Die historische Überraschung des Naturrechts besteht darin, dass es sowohl Herrscher als auch Beherrschte bindet. Die antike und mittelalterliche politische Gedankenwelt nahm Hierarchie oft als selbstverständlich an. Das Naturrecht hingegen erlaubt es einer armen Person, einem Untertan oder sogar einem Sklaven, den Mächtigen zu sagen: Ihr Befehl erschöpft nicht das Maß der Gerechtigkeit. Diese Möglichkeit machte die Lehre moralisch gefährlich. Sie konnte den Widerstand gegen Tyrannei legitimieren, aber sie konnte auch dazu verwendet werden, das Privatleben, das sexuelle Verhalten oder konfessionelle Minderheiten mit großer Strenge zu überwachen. Eine Theorie, die das Gewissen befreit, kann es auch disziplinieren. Ihre Kraft liegt nicht darin, diejenigen, die bereits an der Macht sind, zu trösten, sondern darin, einen Standard zu geben, der gegen sie verwendet werden kann – und dann, ebenso leicht, nach innen gegen Haushalte, Körper und Gewissen gewendet werden kann.

Dieser zweischneidige Charakter ist Teil dessen, was das Naturrecht so beständig machte. Es war kein System, das für eine Klasse von Personen geschaffen wurde. Es konnte in einem Gerichtsstreit, in einer königlichen Verordnung, in einem theologischen Kommentar oder in einer moralischen Abhandlung erscheinen. Es konnte von denen zitiert werden, die fragten, warum ein Gesetz überhaupt befolgt werden sollte, und von denen, die zu zeigen versuchten, warum Gehorsam Grenzen hatte. Die Ansprüche der Lehre waren daher immer praktisch, niemals nur spekulativ. Sie traten in das öffentliche Leben durch Dokumente und Entscheidungen, durch das Denken von Richtern und Juristen, durch die Sprache von Pflicht, Verletzung, Verpflichtung und Recht ein.

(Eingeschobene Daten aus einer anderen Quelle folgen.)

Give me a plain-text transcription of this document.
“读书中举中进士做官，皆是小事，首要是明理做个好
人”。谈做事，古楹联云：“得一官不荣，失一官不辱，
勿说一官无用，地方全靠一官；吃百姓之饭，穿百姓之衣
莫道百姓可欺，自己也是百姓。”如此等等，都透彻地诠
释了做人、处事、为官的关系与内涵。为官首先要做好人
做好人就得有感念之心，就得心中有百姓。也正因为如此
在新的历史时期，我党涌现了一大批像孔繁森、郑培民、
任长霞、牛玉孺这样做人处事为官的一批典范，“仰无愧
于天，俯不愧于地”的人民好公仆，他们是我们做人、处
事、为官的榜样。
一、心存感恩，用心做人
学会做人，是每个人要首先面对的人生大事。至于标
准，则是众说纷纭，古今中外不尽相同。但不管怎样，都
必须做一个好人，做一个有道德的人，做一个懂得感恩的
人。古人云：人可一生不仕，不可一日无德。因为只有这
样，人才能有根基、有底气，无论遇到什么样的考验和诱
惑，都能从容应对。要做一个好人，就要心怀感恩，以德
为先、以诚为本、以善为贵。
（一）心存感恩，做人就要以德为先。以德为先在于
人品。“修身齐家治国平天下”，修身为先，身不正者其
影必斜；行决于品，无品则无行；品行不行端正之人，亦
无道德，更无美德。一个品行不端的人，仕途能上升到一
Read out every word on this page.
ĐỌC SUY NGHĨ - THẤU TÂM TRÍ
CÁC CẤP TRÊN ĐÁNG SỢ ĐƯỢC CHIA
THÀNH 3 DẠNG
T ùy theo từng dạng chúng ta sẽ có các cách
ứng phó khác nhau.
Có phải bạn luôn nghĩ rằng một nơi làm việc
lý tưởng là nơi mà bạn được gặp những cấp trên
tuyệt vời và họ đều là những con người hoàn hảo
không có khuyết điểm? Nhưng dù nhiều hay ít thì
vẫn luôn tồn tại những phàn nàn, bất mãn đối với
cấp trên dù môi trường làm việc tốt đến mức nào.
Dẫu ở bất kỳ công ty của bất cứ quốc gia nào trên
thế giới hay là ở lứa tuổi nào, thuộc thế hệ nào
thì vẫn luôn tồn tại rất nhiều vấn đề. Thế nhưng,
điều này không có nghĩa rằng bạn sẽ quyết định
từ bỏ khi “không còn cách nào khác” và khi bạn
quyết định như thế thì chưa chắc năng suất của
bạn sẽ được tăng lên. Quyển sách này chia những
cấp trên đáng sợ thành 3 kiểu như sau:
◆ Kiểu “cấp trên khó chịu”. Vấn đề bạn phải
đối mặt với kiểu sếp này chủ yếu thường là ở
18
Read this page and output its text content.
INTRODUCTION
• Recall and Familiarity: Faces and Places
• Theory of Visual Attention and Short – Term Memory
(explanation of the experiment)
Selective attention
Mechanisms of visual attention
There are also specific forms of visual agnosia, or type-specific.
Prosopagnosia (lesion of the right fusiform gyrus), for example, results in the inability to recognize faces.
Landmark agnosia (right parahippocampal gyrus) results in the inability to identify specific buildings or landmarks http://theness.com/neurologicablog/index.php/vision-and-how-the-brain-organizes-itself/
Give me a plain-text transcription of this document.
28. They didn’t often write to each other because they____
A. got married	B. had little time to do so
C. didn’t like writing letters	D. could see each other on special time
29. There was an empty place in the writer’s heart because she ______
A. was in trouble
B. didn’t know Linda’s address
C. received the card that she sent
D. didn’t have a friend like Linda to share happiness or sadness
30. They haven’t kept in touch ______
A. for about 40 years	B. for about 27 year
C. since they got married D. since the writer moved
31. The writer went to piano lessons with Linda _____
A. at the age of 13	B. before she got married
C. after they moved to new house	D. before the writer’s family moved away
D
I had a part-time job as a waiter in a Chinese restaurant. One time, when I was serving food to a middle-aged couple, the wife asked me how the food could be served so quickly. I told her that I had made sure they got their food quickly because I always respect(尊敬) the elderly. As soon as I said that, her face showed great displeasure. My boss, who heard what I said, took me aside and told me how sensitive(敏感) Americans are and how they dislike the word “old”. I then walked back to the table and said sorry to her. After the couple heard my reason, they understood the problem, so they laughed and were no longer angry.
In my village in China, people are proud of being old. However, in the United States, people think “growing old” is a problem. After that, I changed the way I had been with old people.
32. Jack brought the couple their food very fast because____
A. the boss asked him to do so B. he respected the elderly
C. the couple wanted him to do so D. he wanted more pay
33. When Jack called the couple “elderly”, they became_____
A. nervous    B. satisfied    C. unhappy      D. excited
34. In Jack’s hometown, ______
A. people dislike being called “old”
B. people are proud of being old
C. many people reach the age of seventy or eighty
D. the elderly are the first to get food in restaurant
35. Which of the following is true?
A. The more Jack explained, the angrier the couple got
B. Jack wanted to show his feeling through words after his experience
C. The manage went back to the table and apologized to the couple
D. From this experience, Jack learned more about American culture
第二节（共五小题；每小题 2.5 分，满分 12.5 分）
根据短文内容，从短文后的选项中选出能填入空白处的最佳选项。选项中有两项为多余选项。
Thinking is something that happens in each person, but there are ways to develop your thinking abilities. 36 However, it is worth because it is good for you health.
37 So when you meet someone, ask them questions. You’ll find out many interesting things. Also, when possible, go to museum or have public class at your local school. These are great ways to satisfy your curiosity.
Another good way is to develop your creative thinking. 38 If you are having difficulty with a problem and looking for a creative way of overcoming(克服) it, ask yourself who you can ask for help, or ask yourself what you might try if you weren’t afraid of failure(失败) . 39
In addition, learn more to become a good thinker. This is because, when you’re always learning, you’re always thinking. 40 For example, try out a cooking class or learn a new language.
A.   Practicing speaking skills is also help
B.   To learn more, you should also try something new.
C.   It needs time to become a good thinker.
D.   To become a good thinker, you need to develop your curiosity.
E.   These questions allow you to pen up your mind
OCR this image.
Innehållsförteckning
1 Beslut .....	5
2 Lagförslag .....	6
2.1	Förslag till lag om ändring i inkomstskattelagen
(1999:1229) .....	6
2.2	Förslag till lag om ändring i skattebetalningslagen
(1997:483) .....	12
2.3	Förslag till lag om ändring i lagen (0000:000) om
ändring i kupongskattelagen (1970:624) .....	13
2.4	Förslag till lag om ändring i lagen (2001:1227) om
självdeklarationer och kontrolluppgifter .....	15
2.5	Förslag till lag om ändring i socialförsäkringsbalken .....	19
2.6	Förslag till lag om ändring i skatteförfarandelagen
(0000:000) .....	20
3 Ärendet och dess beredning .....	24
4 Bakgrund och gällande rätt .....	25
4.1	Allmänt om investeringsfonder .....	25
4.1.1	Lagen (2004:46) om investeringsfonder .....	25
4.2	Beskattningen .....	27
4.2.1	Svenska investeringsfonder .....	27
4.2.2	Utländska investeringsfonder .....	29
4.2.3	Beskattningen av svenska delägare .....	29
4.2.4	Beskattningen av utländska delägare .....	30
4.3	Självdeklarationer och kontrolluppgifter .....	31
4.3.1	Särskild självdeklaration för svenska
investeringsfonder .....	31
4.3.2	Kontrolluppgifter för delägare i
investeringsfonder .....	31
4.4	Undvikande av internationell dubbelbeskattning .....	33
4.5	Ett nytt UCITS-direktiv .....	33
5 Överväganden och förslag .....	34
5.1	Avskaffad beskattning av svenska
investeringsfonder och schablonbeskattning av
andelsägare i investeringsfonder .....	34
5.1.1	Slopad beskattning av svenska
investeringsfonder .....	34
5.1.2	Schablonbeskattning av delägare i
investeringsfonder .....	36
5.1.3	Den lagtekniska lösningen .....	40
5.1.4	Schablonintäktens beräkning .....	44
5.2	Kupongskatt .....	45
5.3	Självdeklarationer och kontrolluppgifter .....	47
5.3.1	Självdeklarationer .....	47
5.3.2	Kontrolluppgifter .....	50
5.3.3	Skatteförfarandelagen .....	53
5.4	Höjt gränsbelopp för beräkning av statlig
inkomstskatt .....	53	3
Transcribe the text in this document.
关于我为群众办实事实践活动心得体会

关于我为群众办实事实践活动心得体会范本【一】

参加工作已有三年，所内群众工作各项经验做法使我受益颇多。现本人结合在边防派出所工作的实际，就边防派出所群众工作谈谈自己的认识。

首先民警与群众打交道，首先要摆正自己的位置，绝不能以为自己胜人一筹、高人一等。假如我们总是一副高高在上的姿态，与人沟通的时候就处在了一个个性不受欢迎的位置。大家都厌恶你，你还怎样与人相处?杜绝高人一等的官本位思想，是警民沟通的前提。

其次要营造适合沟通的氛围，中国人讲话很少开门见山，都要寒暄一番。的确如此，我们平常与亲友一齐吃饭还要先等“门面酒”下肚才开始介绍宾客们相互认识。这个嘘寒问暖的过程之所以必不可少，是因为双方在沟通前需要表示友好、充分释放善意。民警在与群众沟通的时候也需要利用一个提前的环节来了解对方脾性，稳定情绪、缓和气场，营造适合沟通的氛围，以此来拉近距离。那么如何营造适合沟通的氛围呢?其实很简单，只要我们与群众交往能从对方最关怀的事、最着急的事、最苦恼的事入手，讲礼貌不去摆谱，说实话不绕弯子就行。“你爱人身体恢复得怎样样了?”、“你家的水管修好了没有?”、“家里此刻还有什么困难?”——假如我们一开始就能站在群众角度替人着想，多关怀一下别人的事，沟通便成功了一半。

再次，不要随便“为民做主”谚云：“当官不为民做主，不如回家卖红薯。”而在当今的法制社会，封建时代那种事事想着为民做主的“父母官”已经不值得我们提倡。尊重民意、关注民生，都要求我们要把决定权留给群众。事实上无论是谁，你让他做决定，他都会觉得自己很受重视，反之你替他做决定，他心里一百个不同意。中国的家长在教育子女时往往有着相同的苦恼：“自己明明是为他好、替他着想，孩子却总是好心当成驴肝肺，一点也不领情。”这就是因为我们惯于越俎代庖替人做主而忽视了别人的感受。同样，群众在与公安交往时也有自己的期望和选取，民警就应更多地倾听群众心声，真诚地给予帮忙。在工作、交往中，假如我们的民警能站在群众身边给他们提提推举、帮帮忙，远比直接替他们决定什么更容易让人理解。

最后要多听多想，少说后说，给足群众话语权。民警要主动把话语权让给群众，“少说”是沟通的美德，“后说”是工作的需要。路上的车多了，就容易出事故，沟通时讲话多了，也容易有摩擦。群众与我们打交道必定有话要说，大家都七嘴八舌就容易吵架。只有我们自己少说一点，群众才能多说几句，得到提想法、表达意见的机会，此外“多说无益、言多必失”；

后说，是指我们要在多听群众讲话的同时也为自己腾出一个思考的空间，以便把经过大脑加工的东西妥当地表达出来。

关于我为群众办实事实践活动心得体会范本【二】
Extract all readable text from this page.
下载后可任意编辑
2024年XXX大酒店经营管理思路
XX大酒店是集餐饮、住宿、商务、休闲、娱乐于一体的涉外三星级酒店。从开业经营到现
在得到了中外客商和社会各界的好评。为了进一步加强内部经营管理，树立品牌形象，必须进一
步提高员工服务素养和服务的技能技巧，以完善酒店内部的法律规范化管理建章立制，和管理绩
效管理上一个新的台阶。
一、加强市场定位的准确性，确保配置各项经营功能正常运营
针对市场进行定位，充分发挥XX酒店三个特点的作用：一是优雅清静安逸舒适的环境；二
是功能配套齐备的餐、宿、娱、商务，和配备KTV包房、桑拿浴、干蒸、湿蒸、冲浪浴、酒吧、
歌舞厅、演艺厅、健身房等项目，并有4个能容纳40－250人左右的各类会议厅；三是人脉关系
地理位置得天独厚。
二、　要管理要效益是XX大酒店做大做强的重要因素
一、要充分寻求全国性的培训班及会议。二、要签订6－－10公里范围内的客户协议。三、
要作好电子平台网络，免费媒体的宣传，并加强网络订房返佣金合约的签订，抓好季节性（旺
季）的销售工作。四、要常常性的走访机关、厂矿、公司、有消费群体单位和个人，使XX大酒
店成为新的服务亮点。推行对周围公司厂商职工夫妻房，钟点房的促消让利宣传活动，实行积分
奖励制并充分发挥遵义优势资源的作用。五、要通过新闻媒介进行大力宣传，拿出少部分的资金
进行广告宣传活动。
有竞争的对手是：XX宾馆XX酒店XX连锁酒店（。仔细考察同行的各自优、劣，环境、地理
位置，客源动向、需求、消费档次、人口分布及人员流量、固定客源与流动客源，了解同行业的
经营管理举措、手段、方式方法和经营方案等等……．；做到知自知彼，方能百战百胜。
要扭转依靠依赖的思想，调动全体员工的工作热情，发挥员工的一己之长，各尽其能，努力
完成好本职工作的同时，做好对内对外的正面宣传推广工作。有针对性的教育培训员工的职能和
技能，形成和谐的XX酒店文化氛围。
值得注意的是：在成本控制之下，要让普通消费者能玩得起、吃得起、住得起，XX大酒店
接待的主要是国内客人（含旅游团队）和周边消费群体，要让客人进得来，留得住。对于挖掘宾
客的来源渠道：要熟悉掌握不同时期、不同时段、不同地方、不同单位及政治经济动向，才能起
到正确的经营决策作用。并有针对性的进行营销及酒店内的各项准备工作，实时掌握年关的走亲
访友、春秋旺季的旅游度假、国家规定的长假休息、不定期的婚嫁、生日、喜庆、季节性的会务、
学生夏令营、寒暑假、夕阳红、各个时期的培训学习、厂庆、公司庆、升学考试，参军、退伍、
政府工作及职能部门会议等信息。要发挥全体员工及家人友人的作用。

In ihrer stärksten Form ist die Lehre nicht sentimental. Sie sagt nicht, dass alles, was sich natürlich anfühlt, gut ist. Sie geht auch nicht davon aus, dass Menschen spontan wissen, was das Richtige ist. Sie behauptet, dass die praktische Vernunft erste Prinzipien erkennen kann – Gutes tun und Böses vermeiden, Leben bewahren, Wahrheit suchen, Eltern ehren, Treue halten, gesellig leben – und dann von ihnen in strittigeren Fällen ausgehen kann. Das Recht ist „natürlich“, weil es zur rationalen Struktur der Handlung selbst gehört. Es ist sichtbar in der gewöhnlichen Architektur menschlicher Zwecke: in gehaltenen und gebrochenen Versprechen, in erhaltenen und aufgegebenen Haushalten, in ehrlich oder betrügerisch verwendeter Sprache, in politischer Autorität, die für das Gemeinwohl oder zur Dominanz ausgeübt wird.

Deshalb war das Naturrecht nie nur eine Theorie unter anderen. Es versprach eine Brücke zwischen Sein und Verpflichtung, zwischen dem, was Menschen sind, und dem, was sie tun sollten. Wenn diese Brücke hält, dann ist Moral nicht eine Ansammlung beweglicher Regeln, die an eine vorübergehende Zivilisation gebunden sind. Sie ist eine öffentliche Wahrheit über die Art von Geschöpfen, die wir sind. Aber sobald die Brücke gebaut ist, wird die nächste Frage unvermeidlich: Mit welcher Methode reisen wir über sie, und welche gesamte Weltanschauung muss sie stützen?